A swing voter, Pollack stresses that whilst there are potential negatives and positives with both outcomes, London’s cultural caché will remain the same whatever the eventual vote.

“Ultimately, whatever the outcome, life goes on. Fundamentally what makes London great won’t change overnight. I feel confident that London will be okay.

“If we stay in we might see a flurry of activity but I don’t see prices surging.”

Robert Bixby, regional director at Anscombe & Ringland concurs that London’s popularity will trump whatever voters decide on June 23.

“The reality is that north west London will remain hugely popular both nationally and internationally.

“Whether we remain in Europe or leave, St. John’s Wood, Hampstead, Highgate and further out to Finchley, Totteridge and Barnet, will retain their interest and attraction from an international buying market.”

North London’s got the stamp duty blues

Camilla Black, managing partner and founder of Black Brick Property Solutions has noticed her overseas buyers falling into two camps: the concerned and the carefree.

“For some buyers it’s put them off, for others they couldn’t care less,” she says.

Having recently closed a deal with an overseas buyer for £55 million, Black is dismissive of claims that Brexit is responsible for the property market’s woes.
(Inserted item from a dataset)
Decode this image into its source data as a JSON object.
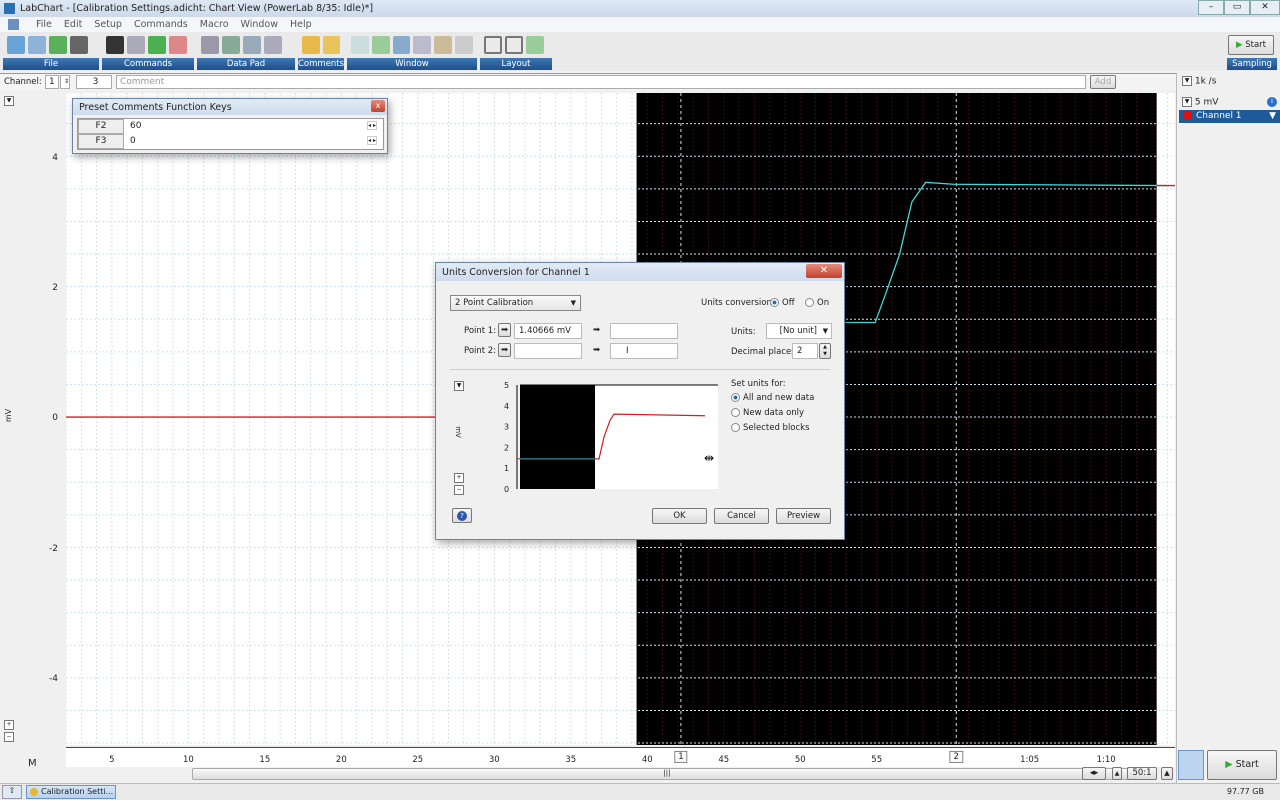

“There’s been too much emphasis on Brexit for being at fault for the slow market,” she says. “It’s just a nice excuse for people.”

Instead she names the changes to stamp duty for buy-to-let and capital gains tax for putting the brakes on the market.
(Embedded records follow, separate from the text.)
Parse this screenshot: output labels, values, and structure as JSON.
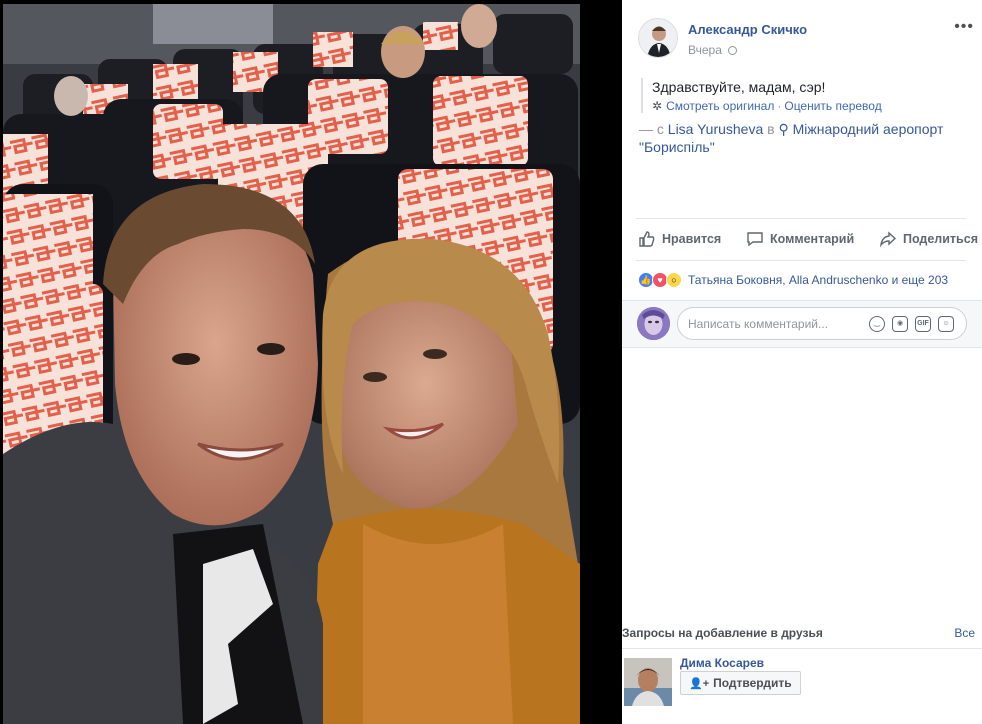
{
  "post": {
    "author": "Александр Скичко",
    "time": "Вчера",
    "text": "Здравствуйте, мадам, сэр!",
    "see_original": "Смотреть оригинал",
    "rate_translation": "Оценить перевод",
    "with_prefix": "— с",
    "tagged_user": "Lisa Yurusheva",
    "in_word": "в",
    "location": "Міжнародний аеропорт \"Бориспіль\"",
    "more_icon": "ellipsis-icon"
  },
  "actions": {
    "like": "Нравится",
    "comment": "Комментарий",
    "share": "Поделиться"
  },
  "reactions": {
    "summary": "Татьяна Боковня, Alla Andruschenko и еще 203",
    "types": [
      "like",
      "love",
      "wow"
    ]
  },
  "comment": {
    "placeholder": "Написать комментарий..."
  },
  "friend_requests": {
    "title": "Запросы на добавление в друзья",
    "see_all": "Все",
    "items": [
      {
        "name": "Дима Косарев",
        "confirm": "Подтвердить"
      }
    ]
  },
  "colors": {
    "link": "#365899",
    "seat_dark": "#1b1d22",
    "seat_headrest": "#f6d8ce",
    "seat_pattern": "#e4604a"
  }
}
Leave, remain, or on the fence, property experts agree that Brexit is yet another tremor in the seismic shifts the London property market is currently experiencing.

Higher taxes have discouraged investors, hitting the middle to higher price brackets of the London property market hardest over the past two years by deterring the overseas buyers that have pumped up property prices for so long.
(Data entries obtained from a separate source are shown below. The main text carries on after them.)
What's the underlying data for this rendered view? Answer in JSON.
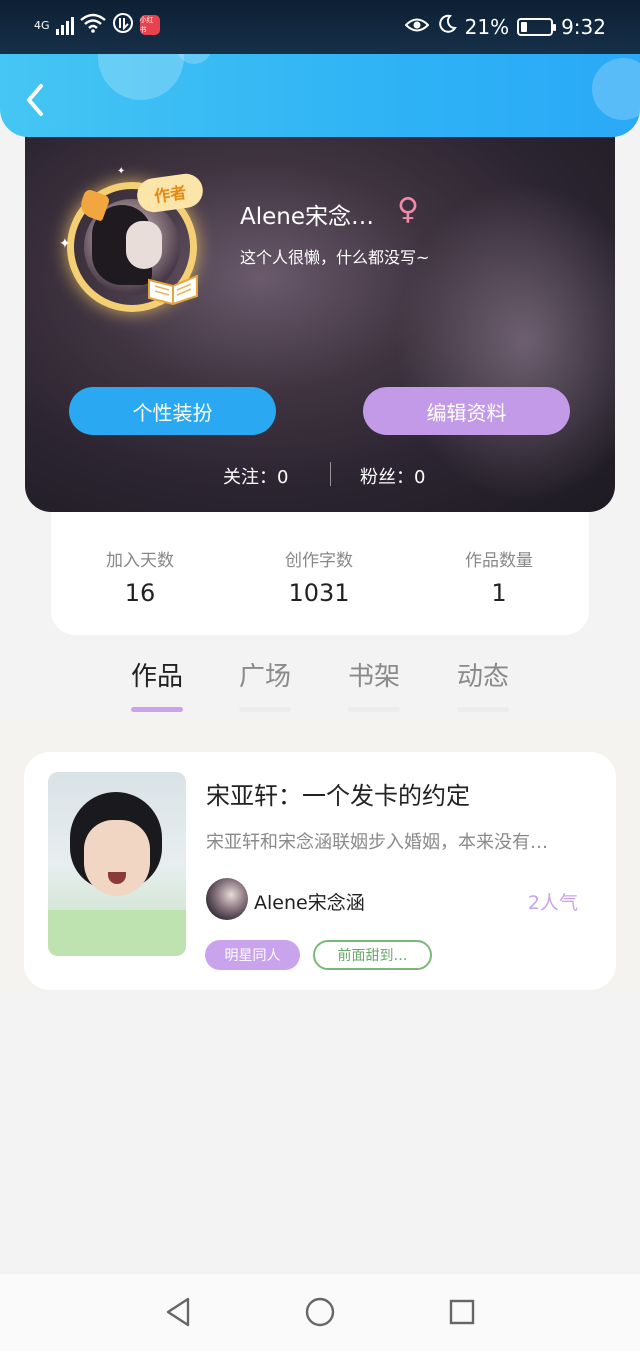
{
  "status_bar": {
    "network": "4G",
    "battery_percent": "21%",
    "time": "9:32",
    "badge_text": "小红书",
    "icons": [
      "signal-icon",
      "wifi-icon",
      "data-saver-icon",
      "app-badge-icon",
      "eye-comfort-icon",
      "moon-icon",
      "battery-icon"
    ],
    "battery_level": 0.21
  },
  "header": {
    "back_icon": "chevron-left-icon",
    "accent_color": "#2fb3f5"
  },
  "profile": {
    "author_badge": "作者",
    "nickname": "Alene宋念…",
    "gender_symbol": "♀",
    "signature": "这个人很懒，什么都没写~",
    "buttons": {
      "dress_up": "个性装扮",
      "edit_profile": "编辑资料"
    },
    "follow": {
      "following": "关注：0",
      "fans": "粉丝：0"
    }
  },
  "stats": [
    {
      "label": "加入天数",
      "value": "16"
    },
    {
      "label": "创作字数",
      "value": "1031"
    },
    {
      "label": "作品数量",
      "value": "1"
    }
  ],
  "tabs": [
    {
      "label": "作品",
      "active": true
    },
    {
      "label": "广场",
      "active": false
    },
    {
      "label": "书架",
      "active": false
    },
    {
      "label": "动态",
      "active": false
    }
  ],
  "works": [
    {
      "title": "宋亚轩：一个发卡的约定",
      "description": "宋亚轩和宋念涵联姻步入婚姻，本来没有…",
      "author": "Alene宋念涵",
      "popularity": "2人气",
      "tags": [
        "明星同人",
        "前面甜到…"
      ]
    }
  ],
  "nav_bar": {
    "icons": [
      "back-triangle-icon",
      "home-circle-icon",
      "recents-square-icon"
    ]
  },
  "colors": {
    "tab_active": "#c9a4ec",
    "button_blue": "#2aa8f2",
    "button_purple": "#c39ae8",
    "gender_pink": "#f08aa8"
  }
}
Whilst London remains a valuable asset in any global property portfolio the market has undeniably slowed, and uncertainty has become the watchword and curse of the London property market.

Some believe a vote to remain will mean a return to the status quo, putting an end to market uncertainty, while a leave vote would have the opposite effect, because negotiating a Brexit could take years and the terms of any deal are unpredictable.

A report from Hometrack warns that the London property market remains the most vulnerable to any referendum result shocks and predicts that, given past form, London could see a drop in transactions of up to 10 per cent following a Brexit.

An uncertain future

The analysis suggests that more uncertainty may be yet to come, regardless of the result.

Richard Donnell, insight director at Hometrack says: “After a period of strong house price inflation over the last five years, the London market faces greater headwinds irrespective of the referendum vote. Turnover fell seven per cent last year on the back of affordability constraints and weaker overseas demand.” The future is looking far from sunny, either.

“Tax changes for investors will reduce demand and we expect price growth to slow in the near future even if sterling were to weaken and improve the relative value of central London property,” he says.

Lest any first time buyers think that this would help them get a foot on the property ladder, Paul Cheshire, professor emeritus of economic geography at the London School of Economics, says leaving would cause a shock to the economy he predicts could last a decade.

Writing on The Conversation, he says that while house prices may fall, this would mean that house builders would build less, decreasing supply. Combined with the hit to the economy, this means first time buyers would continue to be locked out of the housing ladder.

If you already own property in north London, you can sleep easier in the knowledge that it should weather the squall and remain a valuable long term asset whichever way the wind blows (witness the stonking recovery in Hampstead after the 2008 financial crash).

“If you’re not under pressure to move my advice is to sit tight,” says Pollack.

“If you have property in London you have AAA stock.”

Darker storms than the referendum are brewing on the horizon of the London property market, but it might just be safer to stay in port than head out to sea alone.